Maybe you've heard her name, maybe you haven't, but if you are a modern-day mother, I can almost bet you've been personally touched by what Smokler created. Because the truth is, it is much bigger than a web site.

I've been a writer in the parenting space for 11 years, and I've been a mother for seven. And if there's one thing I've learned from both experiences — if we're being honest, more so that latter — it's that motherhood is the most complicated, most human experience of all. You will hear someone say it's the best thing they've ever experienced, and you'll also hear that it's the hardest. And both perspectives are right...in fact, they may even both come from the same person.

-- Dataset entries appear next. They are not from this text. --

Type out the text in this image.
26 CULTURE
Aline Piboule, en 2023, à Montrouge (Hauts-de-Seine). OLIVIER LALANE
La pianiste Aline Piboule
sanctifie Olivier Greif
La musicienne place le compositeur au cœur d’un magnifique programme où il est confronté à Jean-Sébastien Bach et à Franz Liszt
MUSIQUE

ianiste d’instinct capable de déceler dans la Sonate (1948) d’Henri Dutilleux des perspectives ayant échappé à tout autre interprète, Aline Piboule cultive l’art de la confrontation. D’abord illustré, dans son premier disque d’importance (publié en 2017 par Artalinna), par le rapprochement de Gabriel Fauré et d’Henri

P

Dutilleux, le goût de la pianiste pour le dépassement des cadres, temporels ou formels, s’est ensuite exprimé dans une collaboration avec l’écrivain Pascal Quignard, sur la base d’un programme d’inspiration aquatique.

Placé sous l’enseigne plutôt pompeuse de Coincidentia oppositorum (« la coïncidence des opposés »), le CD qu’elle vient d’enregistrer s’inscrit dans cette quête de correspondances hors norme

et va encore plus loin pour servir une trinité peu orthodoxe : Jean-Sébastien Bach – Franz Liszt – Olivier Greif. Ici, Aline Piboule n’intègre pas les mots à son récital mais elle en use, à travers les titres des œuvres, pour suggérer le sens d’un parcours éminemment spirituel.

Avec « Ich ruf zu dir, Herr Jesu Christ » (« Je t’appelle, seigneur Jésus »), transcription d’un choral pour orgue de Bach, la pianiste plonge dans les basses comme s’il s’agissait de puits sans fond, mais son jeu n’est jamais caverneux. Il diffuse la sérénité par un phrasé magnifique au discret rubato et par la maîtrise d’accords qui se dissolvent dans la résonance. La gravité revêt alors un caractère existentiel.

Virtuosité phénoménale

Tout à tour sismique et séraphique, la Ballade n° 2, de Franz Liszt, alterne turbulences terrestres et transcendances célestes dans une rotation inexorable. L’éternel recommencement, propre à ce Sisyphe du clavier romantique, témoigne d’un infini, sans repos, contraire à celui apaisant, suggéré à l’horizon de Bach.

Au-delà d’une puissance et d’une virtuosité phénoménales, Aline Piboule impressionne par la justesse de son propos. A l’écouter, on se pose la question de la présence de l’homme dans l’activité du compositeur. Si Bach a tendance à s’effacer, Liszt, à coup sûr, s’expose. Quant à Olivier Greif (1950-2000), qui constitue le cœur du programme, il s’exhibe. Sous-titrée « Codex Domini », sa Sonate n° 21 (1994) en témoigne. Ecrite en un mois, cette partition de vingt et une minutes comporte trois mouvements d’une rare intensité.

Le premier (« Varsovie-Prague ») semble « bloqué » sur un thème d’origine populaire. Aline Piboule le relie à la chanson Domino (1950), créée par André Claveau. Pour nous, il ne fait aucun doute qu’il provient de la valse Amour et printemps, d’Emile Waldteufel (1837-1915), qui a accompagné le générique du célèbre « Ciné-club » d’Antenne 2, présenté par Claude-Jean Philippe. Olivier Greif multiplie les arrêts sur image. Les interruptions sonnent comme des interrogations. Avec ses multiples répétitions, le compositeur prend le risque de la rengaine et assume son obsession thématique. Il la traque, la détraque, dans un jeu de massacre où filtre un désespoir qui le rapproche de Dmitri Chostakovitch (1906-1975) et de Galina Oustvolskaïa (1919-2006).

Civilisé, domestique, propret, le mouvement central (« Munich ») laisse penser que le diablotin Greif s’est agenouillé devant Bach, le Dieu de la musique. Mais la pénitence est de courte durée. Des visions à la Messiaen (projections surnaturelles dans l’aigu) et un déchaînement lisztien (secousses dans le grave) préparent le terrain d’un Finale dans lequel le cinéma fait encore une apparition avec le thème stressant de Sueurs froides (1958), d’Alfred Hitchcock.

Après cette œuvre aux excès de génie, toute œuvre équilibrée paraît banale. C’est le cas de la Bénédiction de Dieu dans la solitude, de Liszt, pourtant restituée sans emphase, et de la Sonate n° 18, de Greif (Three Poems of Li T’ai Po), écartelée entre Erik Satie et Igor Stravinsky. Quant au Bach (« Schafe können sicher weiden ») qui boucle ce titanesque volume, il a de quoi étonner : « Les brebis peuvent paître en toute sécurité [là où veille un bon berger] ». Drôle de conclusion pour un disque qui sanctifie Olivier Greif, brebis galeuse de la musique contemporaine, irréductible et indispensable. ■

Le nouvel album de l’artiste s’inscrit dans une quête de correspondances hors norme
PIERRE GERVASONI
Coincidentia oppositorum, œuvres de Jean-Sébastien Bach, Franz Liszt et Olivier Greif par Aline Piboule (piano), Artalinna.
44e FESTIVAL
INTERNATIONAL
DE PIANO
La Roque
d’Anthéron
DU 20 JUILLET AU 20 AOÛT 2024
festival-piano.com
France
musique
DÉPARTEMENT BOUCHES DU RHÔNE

At least if that person is anything like Smokler was. Because her legacy is so much bigger than Scary Mommy, which is already a big thing. She created a space for mothers to get honest, sometimes radically so, about everything from sex to guilt to friendship to the messy, nuanced, complexity of what this wild ride truly feels like. In doing so, she led a cultural shift. For so long, mothers (women in general, really) were not given permission to hold complicated truths about the one thing they've been told they were designed for. Smokler broke those unspoken rules.

Today, in our social media-driven world, extremes are being platformed, narratives are being flattened, and that feels particularly dangerous where motherhood is concerned. Because the hard stuff deserves a space in the culture. The complicated feelings need airspace. The moms should get to complain and to not be told "well, you signed up for this".

Jill Smokler gave us permission to do that. May her legacy live on in the stories we write, the conversations we have, and the duality we hold.